The model is composed of:
- A convolutional feature extractor (ResNet-152) which provides a latent representation of video frames
- A bi-directional LSTM classifier which based on the latent representation of the video predicts the activity depicted
I have made a trained model available here.

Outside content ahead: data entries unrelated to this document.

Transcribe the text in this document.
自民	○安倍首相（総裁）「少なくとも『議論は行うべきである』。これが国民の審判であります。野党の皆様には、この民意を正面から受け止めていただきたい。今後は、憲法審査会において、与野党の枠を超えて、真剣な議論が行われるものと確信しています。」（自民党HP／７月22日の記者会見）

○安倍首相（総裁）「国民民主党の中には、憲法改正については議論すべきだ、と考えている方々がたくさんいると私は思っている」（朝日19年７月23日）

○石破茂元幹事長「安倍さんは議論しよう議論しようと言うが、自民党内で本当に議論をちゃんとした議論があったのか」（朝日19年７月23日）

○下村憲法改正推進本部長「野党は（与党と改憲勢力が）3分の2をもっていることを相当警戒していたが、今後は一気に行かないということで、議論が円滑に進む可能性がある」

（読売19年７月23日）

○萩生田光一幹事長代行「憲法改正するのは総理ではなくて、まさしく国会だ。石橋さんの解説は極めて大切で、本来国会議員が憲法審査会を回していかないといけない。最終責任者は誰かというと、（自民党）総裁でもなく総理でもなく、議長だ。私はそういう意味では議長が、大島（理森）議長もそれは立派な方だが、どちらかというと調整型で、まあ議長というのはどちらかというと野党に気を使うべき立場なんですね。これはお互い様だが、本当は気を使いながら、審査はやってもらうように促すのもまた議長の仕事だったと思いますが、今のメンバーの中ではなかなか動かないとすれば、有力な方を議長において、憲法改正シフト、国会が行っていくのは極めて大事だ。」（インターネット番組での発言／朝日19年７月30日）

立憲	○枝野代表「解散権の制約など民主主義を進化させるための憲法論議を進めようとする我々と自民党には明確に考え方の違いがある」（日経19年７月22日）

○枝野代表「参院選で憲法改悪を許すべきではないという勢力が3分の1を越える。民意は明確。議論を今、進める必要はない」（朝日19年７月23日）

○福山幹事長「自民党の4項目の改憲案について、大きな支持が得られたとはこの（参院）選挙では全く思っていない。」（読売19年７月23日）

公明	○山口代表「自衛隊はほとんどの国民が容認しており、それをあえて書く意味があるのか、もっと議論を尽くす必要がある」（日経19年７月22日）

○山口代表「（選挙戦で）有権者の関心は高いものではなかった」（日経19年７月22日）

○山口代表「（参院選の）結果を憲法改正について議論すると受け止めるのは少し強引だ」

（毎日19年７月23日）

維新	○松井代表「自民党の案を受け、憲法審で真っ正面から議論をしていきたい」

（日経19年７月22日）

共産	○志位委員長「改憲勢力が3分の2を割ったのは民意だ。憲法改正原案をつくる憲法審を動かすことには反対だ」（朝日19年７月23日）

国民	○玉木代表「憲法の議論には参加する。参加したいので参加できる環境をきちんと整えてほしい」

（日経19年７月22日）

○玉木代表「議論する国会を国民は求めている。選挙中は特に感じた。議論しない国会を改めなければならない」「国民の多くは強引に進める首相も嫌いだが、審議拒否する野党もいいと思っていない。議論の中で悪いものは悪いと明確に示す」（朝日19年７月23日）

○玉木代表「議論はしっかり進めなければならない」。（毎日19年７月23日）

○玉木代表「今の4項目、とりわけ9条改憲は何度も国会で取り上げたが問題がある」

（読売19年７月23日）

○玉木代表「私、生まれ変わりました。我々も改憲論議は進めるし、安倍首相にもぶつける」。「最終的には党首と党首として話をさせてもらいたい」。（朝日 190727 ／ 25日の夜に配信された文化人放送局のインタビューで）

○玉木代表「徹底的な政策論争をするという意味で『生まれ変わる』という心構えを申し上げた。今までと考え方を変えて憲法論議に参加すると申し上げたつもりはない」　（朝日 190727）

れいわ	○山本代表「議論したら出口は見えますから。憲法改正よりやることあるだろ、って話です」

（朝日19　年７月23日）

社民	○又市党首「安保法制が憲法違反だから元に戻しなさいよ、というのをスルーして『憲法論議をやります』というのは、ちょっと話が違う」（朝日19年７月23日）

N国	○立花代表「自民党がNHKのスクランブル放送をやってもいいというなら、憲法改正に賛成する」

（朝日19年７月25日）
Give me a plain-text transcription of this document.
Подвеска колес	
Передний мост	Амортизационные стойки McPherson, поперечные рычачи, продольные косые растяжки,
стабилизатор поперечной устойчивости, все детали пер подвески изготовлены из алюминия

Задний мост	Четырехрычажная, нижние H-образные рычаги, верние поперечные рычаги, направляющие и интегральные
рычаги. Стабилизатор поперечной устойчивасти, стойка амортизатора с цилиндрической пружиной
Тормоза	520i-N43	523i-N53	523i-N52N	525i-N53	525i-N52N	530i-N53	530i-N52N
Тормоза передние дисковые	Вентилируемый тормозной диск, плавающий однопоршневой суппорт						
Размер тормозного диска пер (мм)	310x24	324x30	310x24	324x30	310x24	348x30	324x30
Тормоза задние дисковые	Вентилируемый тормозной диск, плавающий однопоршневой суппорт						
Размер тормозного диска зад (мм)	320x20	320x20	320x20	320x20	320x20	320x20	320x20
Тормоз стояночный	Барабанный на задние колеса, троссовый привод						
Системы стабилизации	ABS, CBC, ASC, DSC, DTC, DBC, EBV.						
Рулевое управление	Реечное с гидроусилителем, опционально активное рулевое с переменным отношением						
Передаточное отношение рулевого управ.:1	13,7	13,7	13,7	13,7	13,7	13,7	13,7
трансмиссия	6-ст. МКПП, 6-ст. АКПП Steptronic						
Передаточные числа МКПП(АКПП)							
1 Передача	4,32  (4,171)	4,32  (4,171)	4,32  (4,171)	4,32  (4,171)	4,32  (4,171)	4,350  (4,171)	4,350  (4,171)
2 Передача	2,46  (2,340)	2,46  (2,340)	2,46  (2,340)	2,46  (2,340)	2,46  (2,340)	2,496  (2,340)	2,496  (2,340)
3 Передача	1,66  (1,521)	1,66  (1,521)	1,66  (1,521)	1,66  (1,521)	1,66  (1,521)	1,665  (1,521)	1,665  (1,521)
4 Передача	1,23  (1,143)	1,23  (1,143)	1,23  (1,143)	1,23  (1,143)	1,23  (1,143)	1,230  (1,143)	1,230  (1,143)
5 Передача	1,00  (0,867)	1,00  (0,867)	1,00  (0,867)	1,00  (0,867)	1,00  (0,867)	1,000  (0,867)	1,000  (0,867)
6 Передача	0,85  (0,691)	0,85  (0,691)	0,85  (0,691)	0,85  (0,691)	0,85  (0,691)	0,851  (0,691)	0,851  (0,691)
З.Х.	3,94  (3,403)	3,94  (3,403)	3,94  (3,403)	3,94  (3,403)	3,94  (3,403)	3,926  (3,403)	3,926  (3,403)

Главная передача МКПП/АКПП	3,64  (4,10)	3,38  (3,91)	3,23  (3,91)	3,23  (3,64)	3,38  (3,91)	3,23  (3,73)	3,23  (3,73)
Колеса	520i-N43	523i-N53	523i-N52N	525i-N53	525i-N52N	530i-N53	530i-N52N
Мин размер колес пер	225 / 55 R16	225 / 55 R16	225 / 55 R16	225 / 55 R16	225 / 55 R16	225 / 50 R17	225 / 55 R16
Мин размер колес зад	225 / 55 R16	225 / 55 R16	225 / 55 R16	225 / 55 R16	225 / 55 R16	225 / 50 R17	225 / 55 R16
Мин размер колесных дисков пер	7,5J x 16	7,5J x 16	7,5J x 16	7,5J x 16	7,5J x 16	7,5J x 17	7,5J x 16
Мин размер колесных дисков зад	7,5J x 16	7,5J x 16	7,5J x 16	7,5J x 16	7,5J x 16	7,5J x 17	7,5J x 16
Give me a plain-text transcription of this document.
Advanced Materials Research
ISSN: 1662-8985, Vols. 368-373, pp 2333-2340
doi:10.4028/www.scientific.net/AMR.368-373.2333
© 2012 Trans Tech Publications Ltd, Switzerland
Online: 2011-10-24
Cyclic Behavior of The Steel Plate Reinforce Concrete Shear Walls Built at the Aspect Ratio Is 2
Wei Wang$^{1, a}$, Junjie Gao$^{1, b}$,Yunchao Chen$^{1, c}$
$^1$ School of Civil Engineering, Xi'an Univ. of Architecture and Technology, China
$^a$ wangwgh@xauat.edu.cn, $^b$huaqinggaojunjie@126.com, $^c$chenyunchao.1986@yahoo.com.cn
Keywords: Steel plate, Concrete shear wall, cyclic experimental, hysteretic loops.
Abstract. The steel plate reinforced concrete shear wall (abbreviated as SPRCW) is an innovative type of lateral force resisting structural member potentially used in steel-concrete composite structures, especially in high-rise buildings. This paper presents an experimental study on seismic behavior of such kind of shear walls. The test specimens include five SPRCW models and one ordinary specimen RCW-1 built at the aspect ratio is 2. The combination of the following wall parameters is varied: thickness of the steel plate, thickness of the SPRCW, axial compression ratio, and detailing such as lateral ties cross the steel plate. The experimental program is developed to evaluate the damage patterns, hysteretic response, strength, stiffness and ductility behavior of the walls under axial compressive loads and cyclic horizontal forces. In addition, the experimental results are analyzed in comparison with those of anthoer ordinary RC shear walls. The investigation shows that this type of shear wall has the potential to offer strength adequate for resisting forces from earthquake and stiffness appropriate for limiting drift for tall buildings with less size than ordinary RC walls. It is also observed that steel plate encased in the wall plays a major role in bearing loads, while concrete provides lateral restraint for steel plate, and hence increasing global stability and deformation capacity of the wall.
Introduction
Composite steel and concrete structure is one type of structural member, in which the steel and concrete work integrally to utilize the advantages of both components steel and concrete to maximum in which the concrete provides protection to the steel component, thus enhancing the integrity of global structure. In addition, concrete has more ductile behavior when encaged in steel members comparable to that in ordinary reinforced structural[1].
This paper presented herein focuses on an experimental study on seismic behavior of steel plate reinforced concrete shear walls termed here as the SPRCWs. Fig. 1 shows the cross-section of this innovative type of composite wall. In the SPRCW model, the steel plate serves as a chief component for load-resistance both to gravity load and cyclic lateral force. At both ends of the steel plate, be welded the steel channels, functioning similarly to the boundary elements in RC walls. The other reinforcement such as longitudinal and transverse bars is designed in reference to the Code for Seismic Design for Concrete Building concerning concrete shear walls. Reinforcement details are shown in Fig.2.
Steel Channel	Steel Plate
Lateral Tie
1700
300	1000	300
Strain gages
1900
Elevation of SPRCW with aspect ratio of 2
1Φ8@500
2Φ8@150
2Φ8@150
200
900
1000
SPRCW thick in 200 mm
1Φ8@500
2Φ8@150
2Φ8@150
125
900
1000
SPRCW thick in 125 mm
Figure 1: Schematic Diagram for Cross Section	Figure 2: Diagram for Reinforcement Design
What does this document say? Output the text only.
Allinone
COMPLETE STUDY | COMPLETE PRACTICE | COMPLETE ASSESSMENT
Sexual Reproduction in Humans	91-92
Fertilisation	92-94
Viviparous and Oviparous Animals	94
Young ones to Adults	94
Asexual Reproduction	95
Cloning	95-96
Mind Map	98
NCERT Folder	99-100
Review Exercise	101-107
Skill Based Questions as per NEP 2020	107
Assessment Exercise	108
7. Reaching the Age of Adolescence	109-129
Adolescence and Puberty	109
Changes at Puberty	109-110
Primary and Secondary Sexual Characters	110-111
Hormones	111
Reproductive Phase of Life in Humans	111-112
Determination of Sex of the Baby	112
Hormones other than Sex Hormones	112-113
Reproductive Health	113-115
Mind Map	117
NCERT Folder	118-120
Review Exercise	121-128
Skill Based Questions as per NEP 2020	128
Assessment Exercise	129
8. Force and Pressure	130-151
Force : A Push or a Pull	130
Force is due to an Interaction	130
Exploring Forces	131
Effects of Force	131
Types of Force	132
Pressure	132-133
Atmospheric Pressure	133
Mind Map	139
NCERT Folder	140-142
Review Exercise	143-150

$ python3 train.py --dataset_path data/UCF-101-frames/ \
--split_path data/ucfTrainTestlist \
--num_epochs 200 \
--sequence_length 40 \
--img_dim 112 \
--latent_dim 512
$ python3 test_on_video.py --video_path data/UCF-101/SoccerPenalty/v_SoccerPenalty_g01_c01.avi \
--checkpoint_model model_checkpoints/ConvLSTM_150.pth
The model reaches a classification accuracy of 91.27% accuracy on a randomly sampled test set, composed of 20% of the total amount of video sequences from UCF-101. Will re-train this model on the offical train / test splits and post results as soon as I have time.